雪の降る夜に貴方の好きな物を
時刻は深夜。深々と雪が降る夜に、私は彼の元へ来た。
「ごめんね。こんなに遅くなって。最近仕事が大変でさ」
私は彼に差し入れを持ってくる。こんな寒い時には温かい何かがいいのだろうが、私は彼の大好物だった大福を買ってきた。

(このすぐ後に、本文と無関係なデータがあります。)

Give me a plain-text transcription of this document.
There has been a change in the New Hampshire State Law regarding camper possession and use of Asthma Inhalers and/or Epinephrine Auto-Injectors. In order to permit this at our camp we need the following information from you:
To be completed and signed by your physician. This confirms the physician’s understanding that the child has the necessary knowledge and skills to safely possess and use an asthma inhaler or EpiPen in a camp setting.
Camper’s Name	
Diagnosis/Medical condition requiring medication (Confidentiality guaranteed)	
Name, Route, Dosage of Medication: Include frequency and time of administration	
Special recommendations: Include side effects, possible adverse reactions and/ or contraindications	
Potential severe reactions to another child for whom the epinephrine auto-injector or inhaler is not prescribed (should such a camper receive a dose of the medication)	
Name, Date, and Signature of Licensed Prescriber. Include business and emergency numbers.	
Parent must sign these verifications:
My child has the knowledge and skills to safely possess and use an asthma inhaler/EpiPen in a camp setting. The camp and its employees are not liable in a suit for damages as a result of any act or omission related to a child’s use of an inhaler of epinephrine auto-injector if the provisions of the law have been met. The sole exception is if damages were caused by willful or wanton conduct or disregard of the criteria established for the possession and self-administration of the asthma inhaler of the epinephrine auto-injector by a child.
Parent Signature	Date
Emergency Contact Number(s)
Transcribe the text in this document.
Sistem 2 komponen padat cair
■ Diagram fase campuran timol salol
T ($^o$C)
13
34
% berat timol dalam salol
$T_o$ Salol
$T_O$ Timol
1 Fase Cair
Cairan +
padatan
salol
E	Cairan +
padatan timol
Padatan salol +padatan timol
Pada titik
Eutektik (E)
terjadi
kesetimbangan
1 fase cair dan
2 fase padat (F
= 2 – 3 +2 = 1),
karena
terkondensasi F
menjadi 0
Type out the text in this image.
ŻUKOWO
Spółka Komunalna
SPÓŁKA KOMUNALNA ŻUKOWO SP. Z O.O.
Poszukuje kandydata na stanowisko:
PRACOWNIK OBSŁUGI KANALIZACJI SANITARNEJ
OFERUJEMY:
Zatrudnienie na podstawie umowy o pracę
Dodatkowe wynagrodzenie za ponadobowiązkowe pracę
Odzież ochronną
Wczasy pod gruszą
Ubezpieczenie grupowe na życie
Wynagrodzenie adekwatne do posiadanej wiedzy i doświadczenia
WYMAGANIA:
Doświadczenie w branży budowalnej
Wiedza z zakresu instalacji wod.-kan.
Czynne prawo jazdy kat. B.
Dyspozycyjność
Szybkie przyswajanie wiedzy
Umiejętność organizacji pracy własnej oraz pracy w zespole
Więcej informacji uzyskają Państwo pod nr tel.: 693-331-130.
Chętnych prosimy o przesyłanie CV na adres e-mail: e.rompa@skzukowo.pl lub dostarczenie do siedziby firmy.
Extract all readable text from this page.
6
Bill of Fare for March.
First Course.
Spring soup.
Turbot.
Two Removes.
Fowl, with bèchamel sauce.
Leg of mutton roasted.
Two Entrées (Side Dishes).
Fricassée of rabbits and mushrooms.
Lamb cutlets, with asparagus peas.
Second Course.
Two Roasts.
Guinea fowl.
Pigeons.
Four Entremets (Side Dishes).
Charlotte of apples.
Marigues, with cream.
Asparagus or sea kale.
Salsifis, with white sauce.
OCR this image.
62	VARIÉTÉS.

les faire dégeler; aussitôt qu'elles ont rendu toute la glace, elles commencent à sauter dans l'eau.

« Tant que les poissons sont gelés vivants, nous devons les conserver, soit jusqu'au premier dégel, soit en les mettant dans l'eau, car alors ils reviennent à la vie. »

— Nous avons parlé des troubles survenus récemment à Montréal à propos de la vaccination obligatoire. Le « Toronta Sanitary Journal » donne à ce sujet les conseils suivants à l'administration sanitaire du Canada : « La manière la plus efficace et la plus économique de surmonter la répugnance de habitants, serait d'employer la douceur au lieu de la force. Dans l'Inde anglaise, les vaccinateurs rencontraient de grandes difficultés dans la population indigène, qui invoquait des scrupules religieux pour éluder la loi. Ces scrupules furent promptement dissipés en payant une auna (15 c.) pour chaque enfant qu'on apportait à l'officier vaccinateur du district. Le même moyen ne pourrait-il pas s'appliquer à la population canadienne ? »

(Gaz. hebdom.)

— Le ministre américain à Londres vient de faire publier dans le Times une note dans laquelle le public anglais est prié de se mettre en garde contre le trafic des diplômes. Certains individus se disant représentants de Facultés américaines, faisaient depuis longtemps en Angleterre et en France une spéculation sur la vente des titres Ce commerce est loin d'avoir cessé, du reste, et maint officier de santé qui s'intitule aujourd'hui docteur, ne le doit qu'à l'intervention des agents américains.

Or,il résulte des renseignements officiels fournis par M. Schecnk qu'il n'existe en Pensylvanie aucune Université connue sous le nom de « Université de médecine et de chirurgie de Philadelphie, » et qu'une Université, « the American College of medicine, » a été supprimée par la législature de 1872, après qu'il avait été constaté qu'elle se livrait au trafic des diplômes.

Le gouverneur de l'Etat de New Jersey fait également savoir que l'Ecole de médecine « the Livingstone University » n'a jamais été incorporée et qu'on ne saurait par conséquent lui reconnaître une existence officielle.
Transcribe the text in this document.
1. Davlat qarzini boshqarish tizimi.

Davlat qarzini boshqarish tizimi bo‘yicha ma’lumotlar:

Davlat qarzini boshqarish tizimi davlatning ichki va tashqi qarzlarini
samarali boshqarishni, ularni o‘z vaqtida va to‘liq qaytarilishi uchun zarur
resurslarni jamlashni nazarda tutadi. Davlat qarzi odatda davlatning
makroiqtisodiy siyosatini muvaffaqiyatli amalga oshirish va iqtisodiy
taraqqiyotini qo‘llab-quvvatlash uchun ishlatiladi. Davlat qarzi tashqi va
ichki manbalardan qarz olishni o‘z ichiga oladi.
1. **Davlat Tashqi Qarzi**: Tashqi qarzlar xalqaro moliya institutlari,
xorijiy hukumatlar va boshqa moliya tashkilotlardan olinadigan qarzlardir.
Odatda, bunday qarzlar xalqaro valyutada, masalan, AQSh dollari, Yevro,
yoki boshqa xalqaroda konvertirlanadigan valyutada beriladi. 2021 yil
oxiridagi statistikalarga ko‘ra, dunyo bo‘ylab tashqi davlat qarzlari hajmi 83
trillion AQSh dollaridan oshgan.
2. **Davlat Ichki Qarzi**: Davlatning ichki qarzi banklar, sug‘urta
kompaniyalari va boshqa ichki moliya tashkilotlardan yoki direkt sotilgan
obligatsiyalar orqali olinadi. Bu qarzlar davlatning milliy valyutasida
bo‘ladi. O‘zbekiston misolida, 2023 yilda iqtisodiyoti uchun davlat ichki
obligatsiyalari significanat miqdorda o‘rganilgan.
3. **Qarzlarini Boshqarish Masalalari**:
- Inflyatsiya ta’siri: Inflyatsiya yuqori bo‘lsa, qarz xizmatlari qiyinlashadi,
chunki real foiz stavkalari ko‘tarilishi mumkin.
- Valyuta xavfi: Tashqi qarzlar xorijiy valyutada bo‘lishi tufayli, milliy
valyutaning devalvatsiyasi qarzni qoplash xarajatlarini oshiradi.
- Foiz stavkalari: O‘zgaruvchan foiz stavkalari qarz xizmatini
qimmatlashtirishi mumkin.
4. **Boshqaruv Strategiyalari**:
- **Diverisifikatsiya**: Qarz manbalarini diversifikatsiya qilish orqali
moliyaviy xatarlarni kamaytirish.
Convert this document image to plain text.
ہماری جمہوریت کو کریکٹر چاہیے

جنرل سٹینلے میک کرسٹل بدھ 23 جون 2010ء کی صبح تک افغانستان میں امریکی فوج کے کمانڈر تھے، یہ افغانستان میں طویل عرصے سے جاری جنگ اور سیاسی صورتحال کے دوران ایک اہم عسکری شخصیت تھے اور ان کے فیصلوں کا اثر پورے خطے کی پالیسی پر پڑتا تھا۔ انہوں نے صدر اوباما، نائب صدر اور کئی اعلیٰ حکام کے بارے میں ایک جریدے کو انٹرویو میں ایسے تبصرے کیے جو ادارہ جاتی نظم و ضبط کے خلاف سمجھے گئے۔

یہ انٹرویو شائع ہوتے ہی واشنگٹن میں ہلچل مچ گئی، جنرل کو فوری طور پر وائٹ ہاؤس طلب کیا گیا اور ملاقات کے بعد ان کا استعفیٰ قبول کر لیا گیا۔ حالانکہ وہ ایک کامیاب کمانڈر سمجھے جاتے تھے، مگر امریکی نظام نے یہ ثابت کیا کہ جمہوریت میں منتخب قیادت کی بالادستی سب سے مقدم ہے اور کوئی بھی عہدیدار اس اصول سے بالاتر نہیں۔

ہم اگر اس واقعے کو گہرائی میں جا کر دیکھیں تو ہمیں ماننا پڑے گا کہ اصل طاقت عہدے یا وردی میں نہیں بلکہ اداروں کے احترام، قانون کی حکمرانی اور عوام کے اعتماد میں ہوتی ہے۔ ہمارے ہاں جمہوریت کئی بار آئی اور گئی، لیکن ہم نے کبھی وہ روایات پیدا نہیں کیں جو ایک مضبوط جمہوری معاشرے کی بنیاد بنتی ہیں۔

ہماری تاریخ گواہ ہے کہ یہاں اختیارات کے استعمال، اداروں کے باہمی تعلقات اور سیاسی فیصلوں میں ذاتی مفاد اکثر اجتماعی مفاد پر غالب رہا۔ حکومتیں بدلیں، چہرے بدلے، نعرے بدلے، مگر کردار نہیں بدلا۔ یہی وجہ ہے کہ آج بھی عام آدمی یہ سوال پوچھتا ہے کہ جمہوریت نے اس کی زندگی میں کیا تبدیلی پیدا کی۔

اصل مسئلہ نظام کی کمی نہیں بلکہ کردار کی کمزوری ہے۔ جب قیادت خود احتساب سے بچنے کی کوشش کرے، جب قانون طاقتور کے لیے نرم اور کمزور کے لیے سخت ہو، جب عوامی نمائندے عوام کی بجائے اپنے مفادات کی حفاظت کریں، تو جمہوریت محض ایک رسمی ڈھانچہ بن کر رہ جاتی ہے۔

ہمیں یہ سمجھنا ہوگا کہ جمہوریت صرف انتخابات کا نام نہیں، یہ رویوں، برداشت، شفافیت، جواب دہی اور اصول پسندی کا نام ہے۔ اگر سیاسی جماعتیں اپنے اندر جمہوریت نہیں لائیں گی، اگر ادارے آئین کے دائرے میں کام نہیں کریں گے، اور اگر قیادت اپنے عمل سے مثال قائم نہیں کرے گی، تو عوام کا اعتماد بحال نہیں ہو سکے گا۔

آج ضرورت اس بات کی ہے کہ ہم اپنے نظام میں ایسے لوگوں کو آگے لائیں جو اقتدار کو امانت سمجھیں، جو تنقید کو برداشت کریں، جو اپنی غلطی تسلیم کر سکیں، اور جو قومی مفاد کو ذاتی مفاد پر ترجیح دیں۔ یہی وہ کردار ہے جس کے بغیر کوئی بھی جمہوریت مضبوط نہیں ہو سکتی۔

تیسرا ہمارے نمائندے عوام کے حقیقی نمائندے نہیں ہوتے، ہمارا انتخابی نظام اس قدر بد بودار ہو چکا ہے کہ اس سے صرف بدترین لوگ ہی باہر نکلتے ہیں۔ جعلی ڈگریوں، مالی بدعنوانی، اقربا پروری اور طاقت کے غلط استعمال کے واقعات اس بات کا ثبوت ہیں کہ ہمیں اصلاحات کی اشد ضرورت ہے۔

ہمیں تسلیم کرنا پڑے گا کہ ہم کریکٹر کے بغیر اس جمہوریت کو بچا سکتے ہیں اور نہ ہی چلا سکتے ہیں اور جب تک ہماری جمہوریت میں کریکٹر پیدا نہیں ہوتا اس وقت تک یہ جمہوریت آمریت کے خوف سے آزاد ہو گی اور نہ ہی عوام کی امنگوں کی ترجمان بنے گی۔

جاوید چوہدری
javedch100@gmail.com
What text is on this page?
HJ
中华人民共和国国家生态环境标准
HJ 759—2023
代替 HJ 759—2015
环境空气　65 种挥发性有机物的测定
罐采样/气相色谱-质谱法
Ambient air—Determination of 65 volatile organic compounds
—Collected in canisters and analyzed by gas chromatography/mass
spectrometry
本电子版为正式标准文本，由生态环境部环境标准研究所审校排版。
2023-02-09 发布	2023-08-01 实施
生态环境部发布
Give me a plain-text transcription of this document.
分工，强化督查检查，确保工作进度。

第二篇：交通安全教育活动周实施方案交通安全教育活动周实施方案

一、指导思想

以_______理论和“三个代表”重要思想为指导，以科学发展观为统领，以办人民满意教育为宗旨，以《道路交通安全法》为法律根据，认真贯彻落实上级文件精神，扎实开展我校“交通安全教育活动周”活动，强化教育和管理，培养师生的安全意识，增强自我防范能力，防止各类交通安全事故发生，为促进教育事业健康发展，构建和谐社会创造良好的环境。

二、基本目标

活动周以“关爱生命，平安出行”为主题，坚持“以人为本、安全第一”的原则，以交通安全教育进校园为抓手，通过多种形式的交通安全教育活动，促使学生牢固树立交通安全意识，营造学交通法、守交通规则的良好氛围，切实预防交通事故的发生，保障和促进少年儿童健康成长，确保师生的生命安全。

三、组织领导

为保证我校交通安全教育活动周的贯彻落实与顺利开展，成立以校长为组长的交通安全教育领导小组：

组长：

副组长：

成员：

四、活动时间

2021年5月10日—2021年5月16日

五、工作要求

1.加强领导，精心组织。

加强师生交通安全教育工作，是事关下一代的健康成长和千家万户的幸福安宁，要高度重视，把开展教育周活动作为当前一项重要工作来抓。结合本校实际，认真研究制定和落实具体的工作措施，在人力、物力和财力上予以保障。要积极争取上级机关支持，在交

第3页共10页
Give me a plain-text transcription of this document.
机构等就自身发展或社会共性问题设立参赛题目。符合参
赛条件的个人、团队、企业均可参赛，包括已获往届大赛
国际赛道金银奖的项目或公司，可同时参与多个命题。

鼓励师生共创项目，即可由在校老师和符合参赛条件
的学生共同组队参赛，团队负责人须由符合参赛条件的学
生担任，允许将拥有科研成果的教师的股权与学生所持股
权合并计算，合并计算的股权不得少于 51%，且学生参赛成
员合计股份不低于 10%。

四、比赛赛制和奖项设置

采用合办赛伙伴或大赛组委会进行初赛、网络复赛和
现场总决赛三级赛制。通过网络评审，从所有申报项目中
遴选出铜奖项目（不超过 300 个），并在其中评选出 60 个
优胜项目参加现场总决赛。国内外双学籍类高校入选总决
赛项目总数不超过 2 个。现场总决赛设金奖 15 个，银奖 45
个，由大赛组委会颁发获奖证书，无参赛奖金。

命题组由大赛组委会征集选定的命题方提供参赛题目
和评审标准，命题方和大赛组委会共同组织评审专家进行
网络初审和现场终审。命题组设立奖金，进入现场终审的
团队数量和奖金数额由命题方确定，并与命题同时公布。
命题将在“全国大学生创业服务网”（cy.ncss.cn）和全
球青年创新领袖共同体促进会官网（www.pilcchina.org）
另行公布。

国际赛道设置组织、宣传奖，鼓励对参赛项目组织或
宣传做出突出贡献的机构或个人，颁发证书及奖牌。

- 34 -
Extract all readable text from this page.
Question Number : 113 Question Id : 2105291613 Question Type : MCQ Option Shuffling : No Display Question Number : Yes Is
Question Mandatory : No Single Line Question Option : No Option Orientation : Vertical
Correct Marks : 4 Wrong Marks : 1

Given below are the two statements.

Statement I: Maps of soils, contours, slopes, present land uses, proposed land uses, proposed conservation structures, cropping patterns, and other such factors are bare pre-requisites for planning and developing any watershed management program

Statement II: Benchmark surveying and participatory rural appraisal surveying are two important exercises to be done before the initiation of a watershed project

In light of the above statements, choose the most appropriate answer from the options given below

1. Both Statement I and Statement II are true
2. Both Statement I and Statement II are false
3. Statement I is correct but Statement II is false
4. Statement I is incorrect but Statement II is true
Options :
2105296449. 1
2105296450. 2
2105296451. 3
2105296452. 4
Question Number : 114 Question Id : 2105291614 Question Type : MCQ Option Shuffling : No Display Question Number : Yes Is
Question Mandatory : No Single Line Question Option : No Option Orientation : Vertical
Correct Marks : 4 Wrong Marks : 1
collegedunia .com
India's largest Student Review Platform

私はそれを彼の前に置き、一つを自分で取り、開けて食べる。
大福の仄かな甘みと、周囲のもちもちとした皮。その両方が私の何かを満たしてくれる。だから彼はこれが好きなんだろうか。5年も一緒にいたのに、なんとなくその事を聞くのが恥ずかしくて聞けなかったが、もっと前に聞けばよかったのだろうか。
「ねぇ、どうして大福が好きなの?」
「・・・」
分かっていたけど、彼からの返答はない。それでも、私は彼といることをやめない。彼の側にいる時が一番落ち着くから。
本当だったら今日も休みが欲しかったけれど、忙しいからと許しては貰えなかった。昔はこんなことを考えずにずっと一緒にいたのに、大人になったのに少し悲しい。
私は一口大福を食べる。その味は変わらず、私の口の中で甘く、優しく拡がってくれる。
私はそれをゆっくりゆっくりと噛んで食べきった。
そしてまた一口、彼に何を話していいか分からない。ここに来る前は一杯言いたいことがあったはずなのに、色々話そうと決めていたハズなのに。いざ彼の前に来ると言葉が出てこない。
「・・・」
「・・・」
私と彼の間に沈黙が降りる。
私は思い切って一番いいづらかったことを切り出した。
「私ね。引っ越すことになったの。仕事の都合でね。ちょっと遠くに行って欲しいんだって」
「・・・」
「それも、すぐには帰ってこれない。貴方に会うのも。年に一回会えるかどうか・・・」
私はそう言って俯いた。彼は怒るだろうか、悲しむだろうか。それとも・・・。
「・・・」
彼は何も言わない。そう。やっぱり私がおかしいだけだったのかもしれない。
私は大福の残りを全て食べきる。その大福は少ししょっぱい味がした。
「これ、良かったら食べて。それじゃあ。さよなら」
私は彼に別れを告げて、その場を去る。その頃には雪は降り止んでいた。
少しだけ、気持ちに整理がついたのかもしれない。そうだといいなと思いつつ、私は墓地を後にする。